[Beowulf] using Nagios to monitor compute nodes: NPRE vs check_by_ssh

Mon Dec 22 20:23:46 PST 2008

At my employer, we use a variety of monitoring tools for our various
clusters. Our nagios box is a VM with a single processor and 512MB of
memory. Currently, we monitor 1700 hosts, each with three or four
service checks a piece (two of which SSH to nodes to run scripts). We
check services about every 30 minutes.

The load on the central box does get up there are at times, but it is
generally responsive and there's not much additional network load.

We chose SSH based checks because we were already running Ganglia for
statistics monitoring on the nodes and no one wanted to maintain yet
another daemon.. It seemed like the best option for us.

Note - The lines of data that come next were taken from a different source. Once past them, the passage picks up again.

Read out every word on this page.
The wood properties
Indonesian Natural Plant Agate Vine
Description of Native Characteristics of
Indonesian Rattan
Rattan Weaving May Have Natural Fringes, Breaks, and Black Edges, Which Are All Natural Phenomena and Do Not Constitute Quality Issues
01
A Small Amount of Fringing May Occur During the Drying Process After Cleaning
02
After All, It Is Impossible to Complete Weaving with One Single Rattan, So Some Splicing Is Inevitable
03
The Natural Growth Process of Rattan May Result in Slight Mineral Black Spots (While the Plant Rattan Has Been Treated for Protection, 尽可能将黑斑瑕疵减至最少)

Best of luck with your cluster monitoring!
Alex Younts

On Mon, Dec 22, 2008 at 8:28 PM, Rahul Nabar <rpnabar at gmail.com> wrote:
> I just installed Nagios to try and monitor my 256 compute nodes
> centrally. It seems to work like a charm for all the public services
> (ping, ssh etc.) but now I was getting more ambitious and wanted to
> try to monitor the private services too (disk usage; process loads;
> torque ; pbs etc.).
>
> I was just confused whether (1) to use the NPRE plugin (seems like a
> pain to deploy onto all 256 nodes) or (2) go via the check_by_ssh
> route. (I already have paswordless logins from master-nodes to
> slave-nodes)
>
> I'd like (2) because it is more secure and seems easier to deploy but
> I'm a bit afraid if this will overtax my central server.
>
> Any suggestions? Are other users using Nagios here?
>
> --
> Rahul